Ont-ils bien bouté sous le nez?...
Autant en emporte le vent!”
Solomon, the type of human greatness, is the King whose mastery has left nothing behind. He harnessed the wind as a steed to his chariot, he spoke with the birds in their own tongue, and the wise and magnificent Assaf was his minister. Upon his seal was engraved the name of God which is unknown to men and before which the Jinn and the Angels must bow down. It was with this seal that he fastened up the bottles in which he imprisoned the Jinn—those bottles which the fishermen in the “Arabian Nights” pull up in their nets.
IX
Stanza 1.—This poem is addressed to the Vizir of Sultan Oweis of Baghdad, Hadji Kawameddin, who founded a college for Hafiz in Shiraz. With true Persian exaggeration the poet must needs write to his patron much in the same terms in which a lover would write to his mistress; but his words, though they sound strangely to our ears, are nothing more than the Oriental way of saying, “Awake, my St. John!”
The mystical interpretation of the first few lines is said to be: As the wine glows in the cup like the reflection of a ruddy cheek, so in the goblet of my heart I have seen the reflection of God, the true Beloved.

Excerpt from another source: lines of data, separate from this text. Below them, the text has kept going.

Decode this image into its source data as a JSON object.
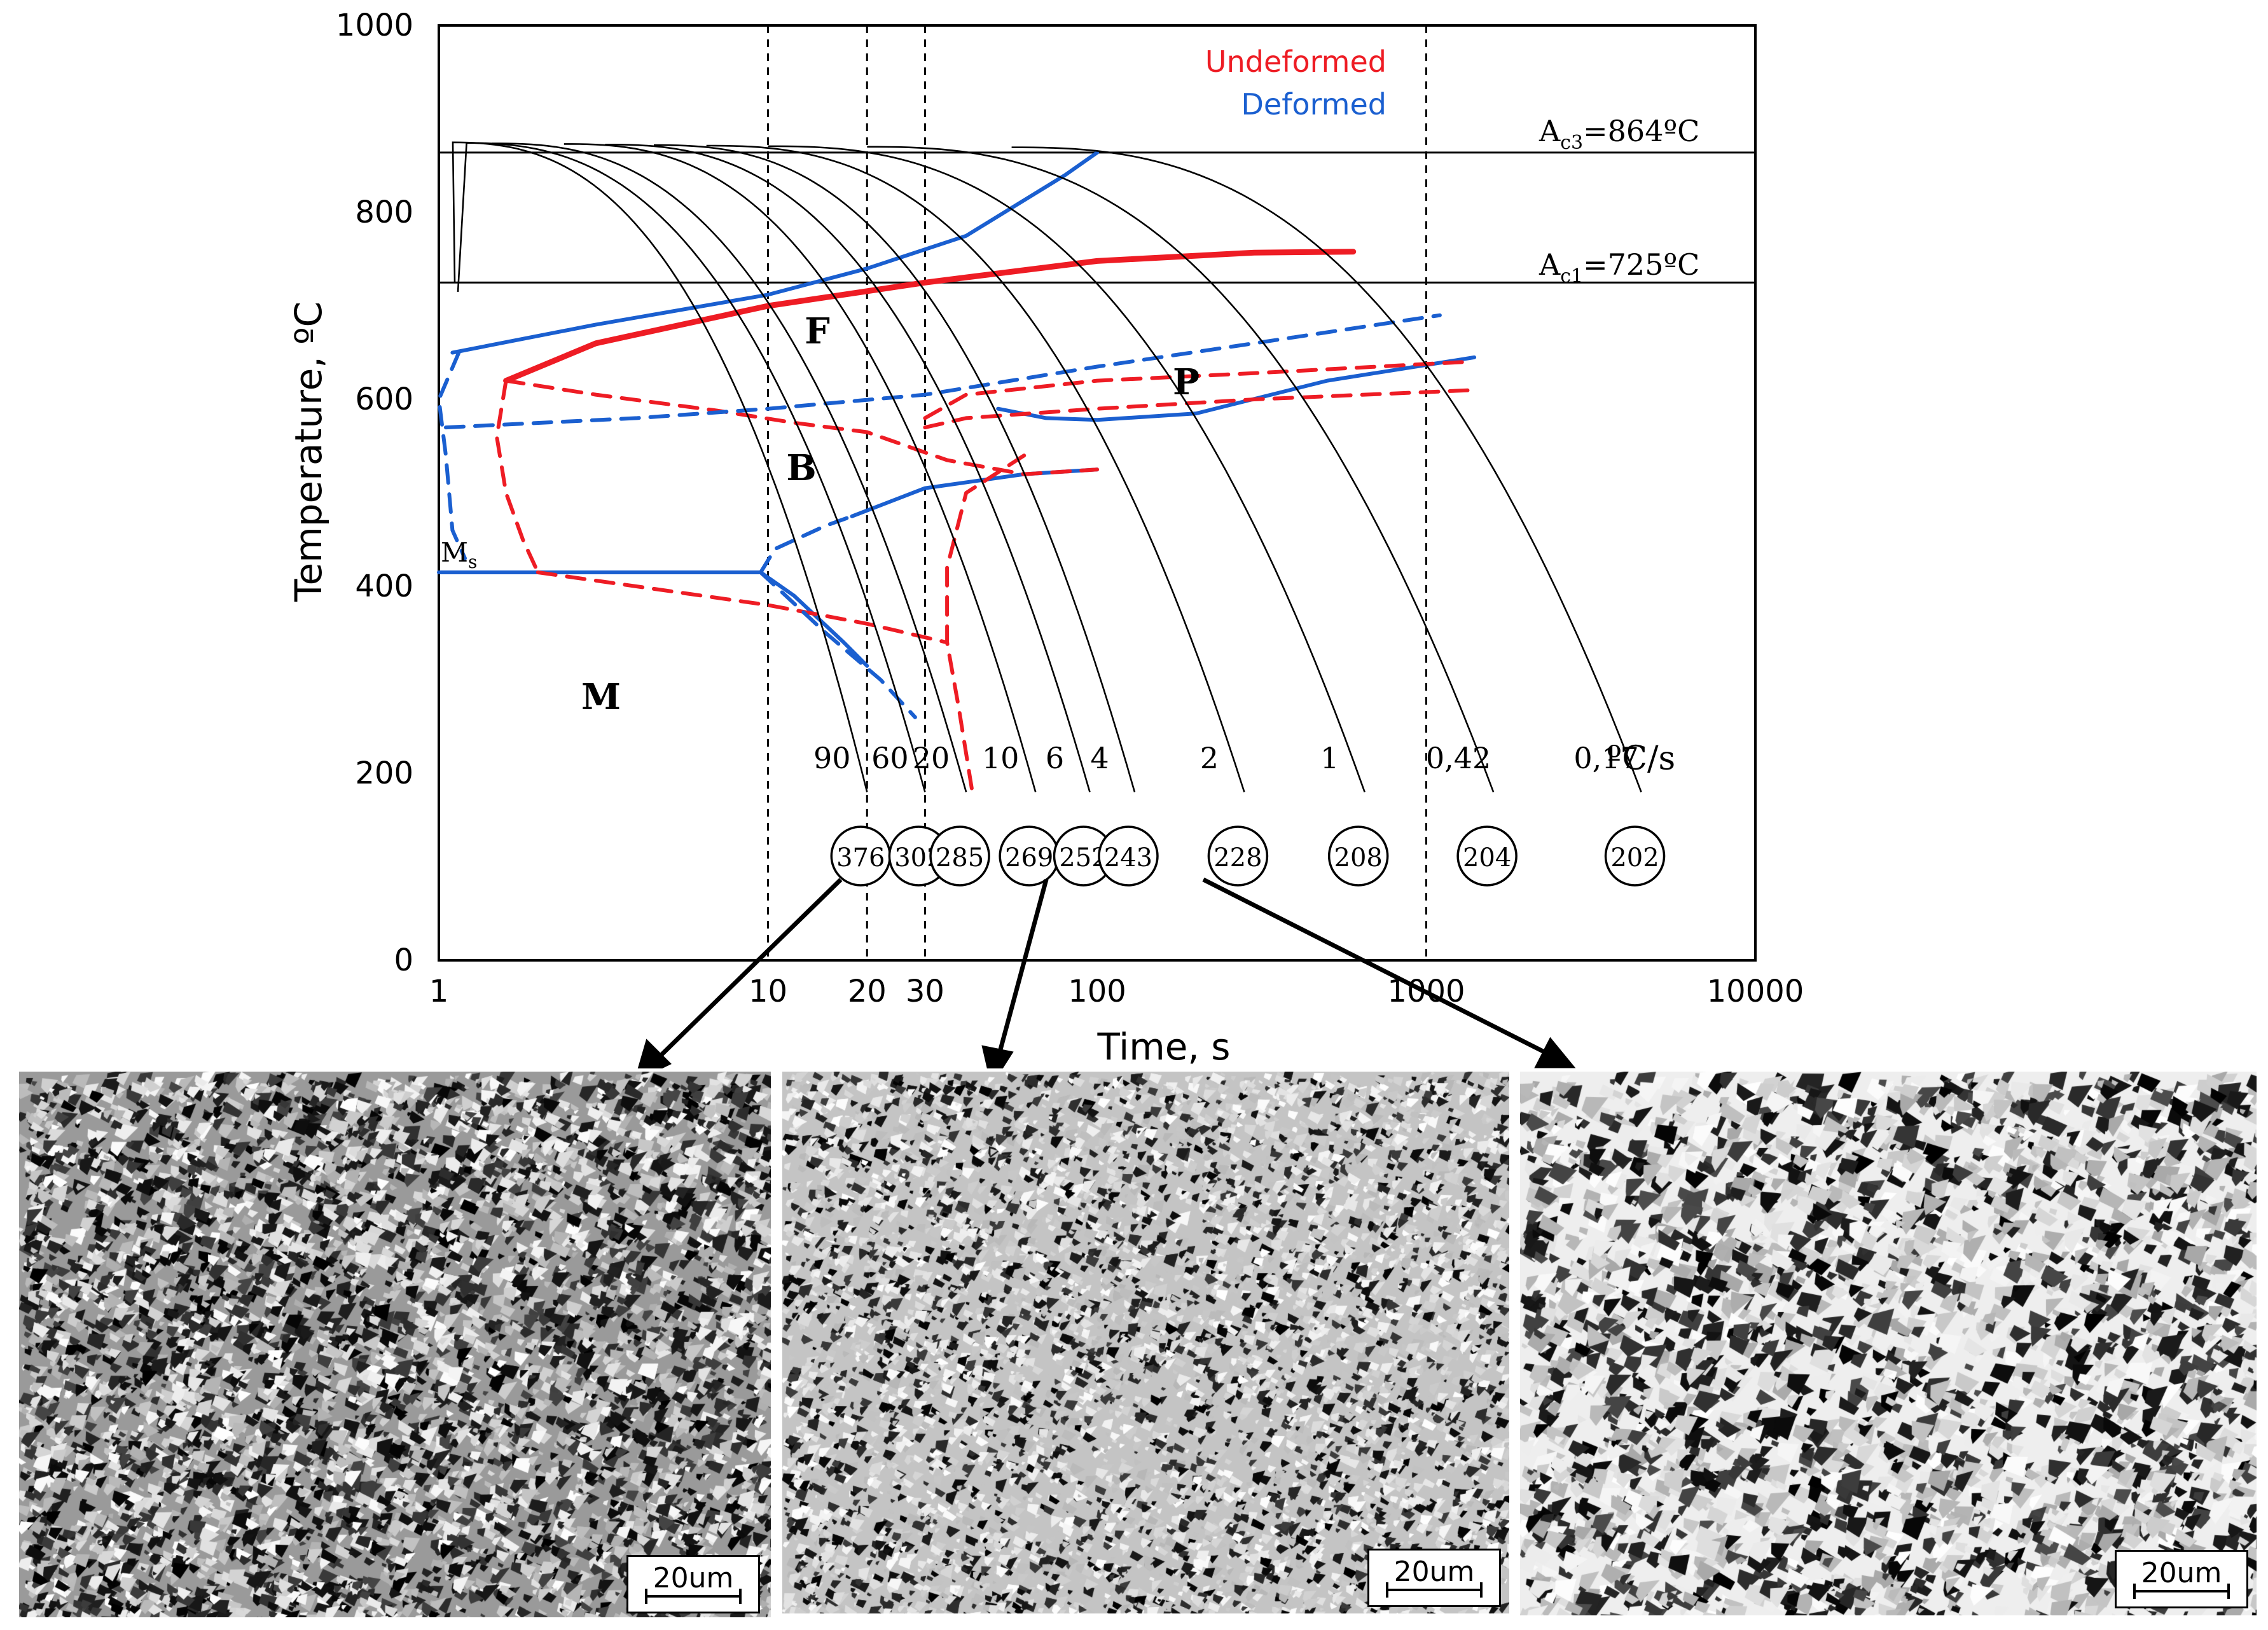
{
  "chart_data": {
    "type": "line",
    "title": "",
    "xlabel": "Time, s",
    "ylabel": "Temperature, ºC",
    "x_scale": "log",
    "xlim": [
      1,
      10000
    ],
    "ylim": [
      0,
      1000
    ],
    "x_ticks": [
      {
        "value": 1,
        "label": "1"
      },
      {
        "value": 10,
        "label": "10"
      },
      {
        "value": 20,
        "label": "20"
      },
      {
        "value": 30,
        "label": "30"
      },
      {
        "value": 100,
        "label": "100"
      },
      {
        "value": 1000,
        "label": "1000"
      },
      {
        "value": 10000,
        "label": "10000"
      }
    ],
    "y_ticks": [
      {
        "value": 0,
        "label": "0"
      },
      {
        "value": 200,
        "label": "200"
      },
      {
        "value": 400,
        "label": "400"
      },
      {
        "value": 600,
        "label": "600"
      },
      {
        "value": 800,
        "label": "800"
      },
      {
        "value": 1000,
        "label": "1000"
      }
    ],
    "vertical_reference_times": [
      10,
      20,
      30,
      1000
    ],
    "legend": [
      {
        "label": "Undeformed",
        "color": "#ee1c24"
      },
      {
        "label": "Deformed",
        "color": "#1a5fd0"
      }
    ],
    "critical_temperatures": [
      {
        "label": "A",
        "sub": "c3",
        "suffix": "=864ºC",
        "y": 864
      },
      {
        "label": "A",
        "sub": "c1",
        "suffix": "=725ºC",
        "y": 725
      }
    ],
    "phase_regions": [
      {
        "label": "F",
        "x": 10,
        "y": 680
      },
      {
        "label": "P",
        "x": 150,
        "y": 610
      },
      {
        "label": "B",
        "x": 11,
        "y": 530
      },
      {
        "label": "M",
        "x": 3,
        "y": 280
      }
    ],
    "ms_label": {
      "main": "M",
      "sub": "s"
    },
    "rate_unit": "ºC/s",
    "cooling_curves": [
      {
        "rate": "90",
        "hardness": "376",
        "start_time": 1.05,
        "end_time": 20
      },
      {
        "rate": "60",
        "hardness": "302",
        "start_time": 1.15,
        "end_time": 30
      },
      {
        "rate": "20",
        "hardness": "285",
        "start_time": 1.45,
        "end_time": 40
      },
      {
        "rate": "10",
        "hardness": "269",
        "start_time": 2.4,
        "end_time": 65
      },
      {
        "rate": "6",
        "hardness": "252",
        "start_time": 3.2,
        "end_time": 95
      },
      {
        "rate": "4",
        "hardness": "243",
        "start_time": 4.5,
        "end_time": 130
      },
      {
        "rate": "2",
        "hardness": "228",
        "start_time": 6.5,
        "end_time": 280
      },
      {
        "rate": "1",
        "hardness": "208",
        "start_time": 10,
        "end_time": 650
      },
      {
        "rate": "0,42",
        "hardness": "204",
        "start_time": 20,
        "end_time": 1600
      },
      {
        "rate": "0,17",
        "hardness": "202",
        "start_time": 55,
        "end_time": 4500
      }
    ],
    "transformation_lines": [
      {
        "series": "Undeformed",
        "style": "solid",
        "points": [
          [
            1.6,
            620
          ],
          [
            3,
            660
          ],
          [
            10,
            700
          ],
          [
            30,
            725
          ],
          [
            100,
            748
          ],
          [
            300,
            757
          ],
          [
            600,
            758
          ]
        ]
      },
      {
        "series": "Deformed",
        "style": "solid",
        "points": [
          [
            1.1,
            650
          ],
          [
            3,
            680
          ],
          [
            10,
            712
          ],
          [
            20,
            740
          ],
          [
            40,
            775
          ],
          [
            80,
            840
          ],
          [
            100,
            864
          ]
        ]
      },
      {
        "series": "Deformed",
        "style": "solid",
        "points": [
          [
            50,
            590
          ],
          [
            70,
            580
          ],
          [
            100,
            578
          ],
          [
            200,
            585
          ],
          [
            500,
            620
          ],
          [
            1400,
            645
          ]
        ]
      },
      {
        "series": "Deformed",
        "style": "solid",
        "points": [
          [
            1,
            415
          ],
          [
            9.5,
            415
          ],
          [
            12,
            390
          ],
          [
            17,
            340
          ],
          [
            20,
            315
          ]
        ]
      },
      {
        "series": "Deformed",
        "style": "solid",
        "points": [
          [
            18,
            475
          ],
          [
            30,
            505
          ],
          [
            60,
            520
          ],
          [
            100,
            525
          ]
        ]
      },
      {
        "series": "Undeformed",
        "style": "dashed",
        "points": [
          [
            1.6,
            620
          ],
          [
            3,
            605
          ],
          [
            7,
            588
          ],
          [
            12,
            575
          ],
          [
            20,
            565
          ],
          [
            35,
            535
          ],
          [
            60,
            520
          ],
          [
            100,
            525
          ]
        ]
      },
      {
        "series": "Undeformed",
        "style": "dashed",
        "points": [
          [
            1.6,
            620
          ],
          [
            1.5,
            560
          ],
          [
            1.6,
            500
          ],
          [
            1.8,
            450
          ],
          [
            2,
            415
          ]
        ]
      },
      {
        "series": "Undeformed",
        "style": "dashed",
        "points": [
          [
            2,
            415
          ],
          [
            10,
            380
          ],
          [
            20,
            360
          ],
          [
            35,
            340
          ]
        ]
      },
      {
        "series": "Undeformed",
        "style": "dashed",
        "points": [
          [
            30,
            580
          ],
          [
            40,
            605
          ],
          [
            100,
            620
          ],
          [
            300,
            628
          ],
          [
            1300,
            640
          ]
        ]
      },
      {
        "series": "Undeformed",
        "style": "dashed",
        "points": [
          [
            30,
            570
          ],
          [
            40,
            580
          ],
          [
            100,
            590
          ],
          [
            300,
            600
          ],
          [
            1400,
            610
          ]
        ]
      },
      {
        "series": "Undeformed",
        "style": "dashed",
        "points": [
          [
            60,
            540
          ],
          [
            40,
            500
          ],
          [
            35,
            420
          ],
          [
            35,
            340
          ],
          [
            38,
            270
          ],
          [
            42,
            175
          ]
        ]
      },
      {
        "series": "Deformed",
        "style": "dashed",
        "points": [
          [
            1.05,
            570
          ],
          [
            4,
            580
          ],
          [
            10,
            590
          ],
          [
            30,
            605
          ],
          [
            100,
            635
          ],
          [
            300,
            660
          ],
          [
            1100,
            690
          ]
        ]
      },
      {
        "series": "Deformed",
        "style": "dashed",
        "points": [
          [
            1.15,
            650
          ],
          [
            1.0,
            600
          ],
          [
            1.05,
            540
          ],
          [
            1.1,
            460
          ],
          [
            1.2,
            430
          ]
        ]
      },
      {
        "series": "Deformed",
        "style": "dashed",
        "points": [
          [
            9.5,
            415
          ],
          [
            10.5,
            440
          ],
          [
            15,
            465
          ],
          [
            18,
            475
          ]
        ]
      },
      {
        "series": "Deformed",
        "style": "dashed",
        "points": [
          [
            9.5,
            415
          ],
          [
            15,
            350
          ],
          [
            22,
            300
          ],
          [
            28,
            260
          ]
        ]
      }
    ]
  },
  "scale_bars": [
    "20um",
    "20um",
    "20um"
  ],
  "colors": {
    "undeformed": "#ee1c24",
    "deformed": "#1a5fd0",
    "axis": "#000000"
  }
}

Stanza 6.—It is related that upon a certain occasion when Hafiz was feasting with the Vizir in the latter’s garden, a servant handed to him a goblet of wine, and as he took it he saw in it the reflection of the crescent moon overhead. The incident suggested this verse to him. I should say that the anecdote was of doubtful authenticity.
X
This song is not to be found in the best editions of the Divan, and is believed to be spurious; but it is printed in most of the popular editions, and is as widely known as any of the poems which pass with a better right under the name of Hafiz. It is set to a soft and well-nigh tuneless air which sounds like dream music, or the echo of something very beautiful coming from a great distance, the singer ending on an almost whispered repetition of the first exquisite phrase. I have been told that the boatmen on the Ganges sing it as they row, and the monotonous accompaniment of the water under the oars must be even more fitting to the melody than that of the lute strings.